Bundesinnenminister Horst Seehofer hat Verfassungsschutzchef Hans-Georg Maaßen mit sofortiger Wirkung in den einstweiligen Ruhestand versetzt. Das sagte er am Nachmittag in Berlin. Er begründete den Schritt mit inakzeptablen Formulierungen in einem Redemanuskript Maaßens. Vor diesem Hintergrund sei eine vertrauensvolle Zusammenarbeit Maaßens “mit mir und auch mit allen Beteiligten in welcher Funktion auch immer nicht mehr möglich”.
Maaßen sei von seinen Pflichten freigestellt worden. Sein bisheriger Stellvertreter Thomas Haldenwang soll vorläufig die Aufgaben des Präsidenten des Bundesamts für Verfassungsschutz übernehmen, bis zeitnah über die Nachfolge entschieden werde, sagte er weiter.

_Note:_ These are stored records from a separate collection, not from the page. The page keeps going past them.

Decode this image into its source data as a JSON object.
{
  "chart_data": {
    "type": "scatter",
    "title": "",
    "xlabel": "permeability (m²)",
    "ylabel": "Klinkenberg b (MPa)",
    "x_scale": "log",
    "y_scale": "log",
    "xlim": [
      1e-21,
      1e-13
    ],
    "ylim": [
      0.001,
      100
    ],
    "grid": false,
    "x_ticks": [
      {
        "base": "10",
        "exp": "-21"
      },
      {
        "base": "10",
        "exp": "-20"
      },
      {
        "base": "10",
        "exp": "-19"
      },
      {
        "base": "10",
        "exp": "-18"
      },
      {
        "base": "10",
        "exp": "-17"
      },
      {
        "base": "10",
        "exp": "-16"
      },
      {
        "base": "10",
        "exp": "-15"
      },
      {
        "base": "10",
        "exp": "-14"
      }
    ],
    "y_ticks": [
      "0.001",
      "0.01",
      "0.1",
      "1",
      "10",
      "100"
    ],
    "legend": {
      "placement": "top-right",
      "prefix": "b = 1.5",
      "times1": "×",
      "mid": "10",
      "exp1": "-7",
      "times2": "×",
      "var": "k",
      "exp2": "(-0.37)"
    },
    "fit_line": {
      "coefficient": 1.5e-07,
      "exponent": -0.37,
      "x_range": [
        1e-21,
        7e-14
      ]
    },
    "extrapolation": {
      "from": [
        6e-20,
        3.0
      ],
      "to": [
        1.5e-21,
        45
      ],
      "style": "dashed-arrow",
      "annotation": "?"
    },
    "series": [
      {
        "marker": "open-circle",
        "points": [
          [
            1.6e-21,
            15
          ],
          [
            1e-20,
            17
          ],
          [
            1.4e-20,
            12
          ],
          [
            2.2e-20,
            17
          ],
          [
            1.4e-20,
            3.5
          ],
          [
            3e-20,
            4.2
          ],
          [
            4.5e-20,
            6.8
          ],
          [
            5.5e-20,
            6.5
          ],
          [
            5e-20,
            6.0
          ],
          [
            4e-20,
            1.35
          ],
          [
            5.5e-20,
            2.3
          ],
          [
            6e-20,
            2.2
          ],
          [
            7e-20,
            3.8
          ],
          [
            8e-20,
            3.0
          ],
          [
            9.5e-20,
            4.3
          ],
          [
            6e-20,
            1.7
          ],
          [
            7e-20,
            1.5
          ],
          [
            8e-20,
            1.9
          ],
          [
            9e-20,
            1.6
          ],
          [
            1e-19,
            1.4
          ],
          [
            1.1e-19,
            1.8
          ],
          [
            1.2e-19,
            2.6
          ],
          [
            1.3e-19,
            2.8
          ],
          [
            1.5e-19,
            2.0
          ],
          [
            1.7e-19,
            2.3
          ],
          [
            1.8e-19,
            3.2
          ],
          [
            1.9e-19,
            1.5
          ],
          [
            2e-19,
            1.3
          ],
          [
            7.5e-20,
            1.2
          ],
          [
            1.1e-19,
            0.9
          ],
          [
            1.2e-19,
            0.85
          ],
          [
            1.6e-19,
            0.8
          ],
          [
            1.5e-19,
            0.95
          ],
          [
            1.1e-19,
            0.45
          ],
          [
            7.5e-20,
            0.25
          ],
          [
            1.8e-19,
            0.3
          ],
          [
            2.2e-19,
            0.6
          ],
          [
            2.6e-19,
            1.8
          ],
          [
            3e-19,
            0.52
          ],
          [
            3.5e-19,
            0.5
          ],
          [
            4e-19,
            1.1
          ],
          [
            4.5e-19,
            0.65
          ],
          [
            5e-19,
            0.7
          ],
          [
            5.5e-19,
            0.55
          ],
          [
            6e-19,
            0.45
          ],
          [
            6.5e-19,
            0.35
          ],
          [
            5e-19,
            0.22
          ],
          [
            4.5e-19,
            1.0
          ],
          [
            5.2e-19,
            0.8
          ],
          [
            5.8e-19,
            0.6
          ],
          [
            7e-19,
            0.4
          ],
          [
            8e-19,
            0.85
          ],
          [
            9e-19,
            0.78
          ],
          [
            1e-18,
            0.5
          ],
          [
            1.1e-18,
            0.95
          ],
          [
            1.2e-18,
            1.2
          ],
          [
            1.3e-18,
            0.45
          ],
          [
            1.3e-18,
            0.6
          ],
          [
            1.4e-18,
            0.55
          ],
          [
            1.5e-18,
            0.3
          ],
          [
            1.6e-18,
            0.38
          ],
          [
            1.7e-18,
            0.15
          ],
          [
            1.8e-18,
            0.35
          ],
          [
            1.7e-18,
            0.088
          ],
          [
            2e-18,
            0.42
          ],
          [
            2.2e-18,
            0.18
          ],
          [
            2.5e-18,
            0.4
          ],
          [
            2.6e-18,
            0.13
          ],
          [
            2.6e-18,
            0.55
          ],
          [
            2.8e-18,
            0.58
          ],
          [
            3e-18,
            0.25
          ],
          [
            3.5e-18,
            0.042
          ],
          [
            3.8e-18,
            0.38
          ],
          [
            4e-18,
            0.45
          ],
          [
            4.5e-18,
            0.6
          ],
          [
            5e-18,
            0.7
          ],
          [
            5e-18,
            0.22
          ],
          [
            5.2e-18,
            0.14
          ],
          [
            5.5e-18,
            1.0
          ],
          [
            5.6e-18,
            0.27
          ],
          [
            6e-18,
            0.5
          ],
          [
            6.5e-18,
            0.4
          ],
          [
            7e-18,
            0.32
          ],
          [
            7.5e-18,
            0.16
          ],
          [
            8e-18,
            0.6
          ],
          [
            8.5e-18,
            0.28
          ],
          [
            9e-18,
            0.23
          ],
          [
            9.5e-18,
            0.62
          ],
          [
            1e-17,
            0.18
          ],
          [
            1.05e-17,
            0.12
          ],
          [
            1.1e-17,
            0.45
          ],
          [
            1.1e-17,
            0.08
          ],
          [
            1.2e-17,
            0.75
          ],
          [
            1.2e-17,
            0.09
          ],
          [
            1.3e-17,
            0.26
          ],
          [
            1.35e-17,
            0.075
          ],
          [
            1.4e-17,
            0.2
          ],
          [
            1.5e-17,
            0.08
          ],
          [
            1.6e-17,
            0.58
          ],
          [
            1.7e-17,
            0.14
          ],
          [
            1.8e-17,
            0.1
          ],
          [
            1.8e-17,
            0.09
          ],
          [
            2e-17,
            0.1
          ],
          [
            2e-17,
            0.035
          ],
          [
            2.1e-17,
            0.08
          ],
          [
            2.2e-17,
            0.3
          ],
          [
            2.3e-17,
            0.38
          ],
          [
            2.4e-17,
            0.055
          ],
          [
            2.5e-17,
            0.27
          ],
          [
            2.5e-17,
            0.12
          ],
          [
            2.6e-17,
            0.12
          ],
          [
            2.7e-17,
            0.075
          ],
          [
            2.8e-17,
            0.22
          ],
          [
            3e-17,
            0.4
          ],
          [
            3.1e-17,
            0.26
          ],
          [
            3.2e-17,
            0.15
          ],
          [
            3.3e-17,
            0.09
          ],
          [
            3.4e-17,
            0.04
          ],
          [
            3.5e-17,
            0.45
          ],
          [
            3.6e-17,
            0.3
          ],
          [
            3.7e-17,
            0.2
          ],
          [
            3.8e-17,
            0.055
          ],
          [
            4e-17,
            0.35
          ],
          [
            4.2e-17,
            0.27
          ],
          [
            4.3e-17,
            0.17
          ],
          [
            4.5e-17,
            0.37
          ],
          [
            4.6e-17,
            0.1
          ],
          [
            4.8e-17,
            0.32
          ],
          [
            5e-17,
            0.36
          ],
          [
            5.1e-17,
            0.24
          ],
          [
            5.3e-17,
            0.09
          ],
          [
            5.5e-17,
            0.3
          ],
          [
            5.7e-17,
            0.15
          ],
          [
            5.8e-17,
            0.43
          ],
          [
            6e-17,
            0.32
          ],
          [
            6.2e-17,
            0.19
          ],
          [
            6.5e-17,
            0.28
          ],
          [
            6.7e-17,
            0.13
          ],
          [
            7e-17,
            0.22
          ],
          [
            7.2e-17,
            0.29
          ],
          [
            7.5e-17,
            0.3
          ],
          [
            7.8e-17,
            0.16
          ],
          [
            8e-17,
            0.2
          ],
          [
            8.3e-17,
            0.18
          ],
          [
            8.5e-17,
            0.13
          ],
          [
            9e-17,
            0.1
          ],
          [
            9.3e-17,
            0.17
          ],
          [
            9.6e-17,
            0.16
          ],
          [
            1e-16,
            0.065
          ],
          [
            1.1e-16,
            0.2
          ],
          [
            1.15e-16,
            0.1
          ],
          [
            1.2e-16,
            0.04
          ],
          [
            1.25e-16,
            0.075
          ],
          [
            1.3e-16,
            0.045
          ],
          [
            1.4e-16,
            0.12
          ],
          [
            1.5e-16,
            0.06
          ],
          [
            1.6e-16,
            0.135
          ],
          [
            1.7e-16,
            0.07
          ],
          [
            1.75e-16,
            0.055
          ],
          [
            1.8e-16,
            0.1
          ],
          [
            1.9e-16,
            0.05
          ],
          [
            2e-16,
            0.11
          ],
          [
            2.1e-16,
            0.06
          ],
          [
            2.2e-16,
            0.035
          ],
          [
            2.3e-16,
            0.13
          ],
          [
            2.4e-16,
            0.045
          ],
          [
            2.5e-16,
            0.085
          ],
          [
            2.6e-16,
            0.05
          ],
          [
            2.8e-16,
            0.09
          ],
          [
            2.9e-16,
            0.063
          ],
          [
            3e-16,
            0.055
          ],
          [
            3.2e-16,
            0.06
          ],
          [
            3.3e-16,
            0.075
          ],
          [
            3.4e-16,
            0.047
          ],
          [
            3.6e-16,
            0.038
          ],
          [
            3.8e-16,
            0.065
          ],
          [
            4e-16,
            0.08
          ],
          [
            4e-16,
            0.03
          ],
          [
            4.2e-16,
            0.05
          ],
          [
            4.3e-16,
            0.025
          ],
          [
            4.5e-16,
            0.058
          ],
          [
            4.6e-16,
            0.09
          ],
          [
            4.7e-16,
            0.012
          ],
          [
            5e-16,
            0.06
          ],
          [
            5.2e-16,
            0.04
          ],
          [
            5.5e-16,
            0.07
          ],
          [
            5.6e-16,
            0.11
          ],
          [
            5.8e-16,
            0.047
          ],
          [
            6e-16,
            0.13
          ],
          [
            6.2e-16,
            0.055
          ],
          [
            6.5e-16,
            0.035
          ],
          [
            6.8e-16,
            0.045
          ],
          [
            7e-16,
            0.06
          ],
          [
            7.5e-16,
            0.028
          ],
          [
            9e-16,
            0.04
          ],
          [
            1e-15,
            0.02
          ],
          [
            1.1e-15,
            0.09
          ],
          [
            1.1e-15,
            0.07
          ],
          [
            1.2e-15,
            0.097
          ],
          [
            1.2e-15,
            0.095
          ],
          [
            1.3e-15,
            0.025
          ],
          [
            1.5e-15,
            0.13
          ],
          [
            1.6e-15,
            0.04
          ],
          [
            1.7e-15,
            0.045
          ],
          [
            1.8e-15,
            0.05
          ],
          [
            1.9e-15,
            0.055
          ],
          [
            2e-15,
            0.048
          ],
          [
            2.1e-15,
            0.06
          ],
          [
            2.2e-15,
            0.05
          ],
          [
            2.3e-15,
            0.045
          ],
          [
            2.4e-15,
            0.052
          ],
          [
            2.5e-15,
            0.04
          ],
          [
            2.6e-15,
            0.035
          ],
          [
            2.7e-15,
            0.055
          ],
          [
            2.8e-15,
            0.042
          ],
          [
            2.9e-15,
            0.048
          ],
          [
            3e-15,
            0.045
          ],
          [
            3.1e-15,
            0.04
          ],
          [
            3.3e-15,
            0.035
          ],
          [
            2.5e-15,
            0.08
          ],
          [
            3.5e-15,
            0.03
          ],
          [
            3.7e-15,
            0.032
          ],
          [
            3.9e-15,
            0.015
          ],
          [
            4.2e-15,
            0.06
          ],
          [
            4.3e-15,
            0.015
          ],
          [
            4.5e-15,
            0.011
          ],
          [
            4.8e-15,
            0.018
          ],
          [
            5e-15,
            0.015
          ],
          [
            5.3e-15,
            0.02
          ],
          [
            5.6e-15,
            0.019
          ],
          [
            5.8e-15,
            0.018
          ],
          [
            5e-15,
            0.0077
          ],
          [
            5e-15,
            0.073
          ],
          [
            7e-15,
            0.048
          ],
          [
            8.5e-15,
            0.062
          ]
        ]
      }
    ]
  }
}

Seehofer werde dem Bundeskabinett zeitnah einen Vorschlag für die Nachfolge machen. Das entscheidet dann.
Rede vor europäischen Geheimdienstchefs
Hintergrund der Entscheidung Seehofers ist eine Rede Maaßens vor europäischen Geheimdienstchefs am 18. Oktober in Warschau, in der er von linksradikalen Kräften in der SPD gesprochen hatte. Seine Äußerungen zu den Vorfällen in Chemnitz im August seien für diese Kräfte willkommener Anlass gewesen, einen Bruch der großen Koalition zu provozieren, sagte er dort.
Seehofer sprach auf einer Pressekonferenz von inakzeptablen Formulierungen im Redemanuskript Maaßens. “Mit diesem Redemanuskript bin ich überzeugt davon, dass dieser Schritt unvermeidlich ist”, sagte Seehofer. “Das Vertrauen erscheint mir nicht mehr herstellbar.”
Er nannte auf Nachfrage drei Dinge, die er für inakzeptabel hält:
- Maaßen habe das Interview in der “Bild”, das die Debatte ausgelöst hatte, im Innenausschuss bedauert, “auch so wie es aufgenommen worden ist”. “Wenn man es dort bedauert, kann man nicht hier in diesem Redemanuskript diese Dinge wieder so formulieren, wie sie formuliert sind.”
- Von linksradikalen Kräften in der SPD zu sprechen, halte Seehofer nicht für akzeptabel.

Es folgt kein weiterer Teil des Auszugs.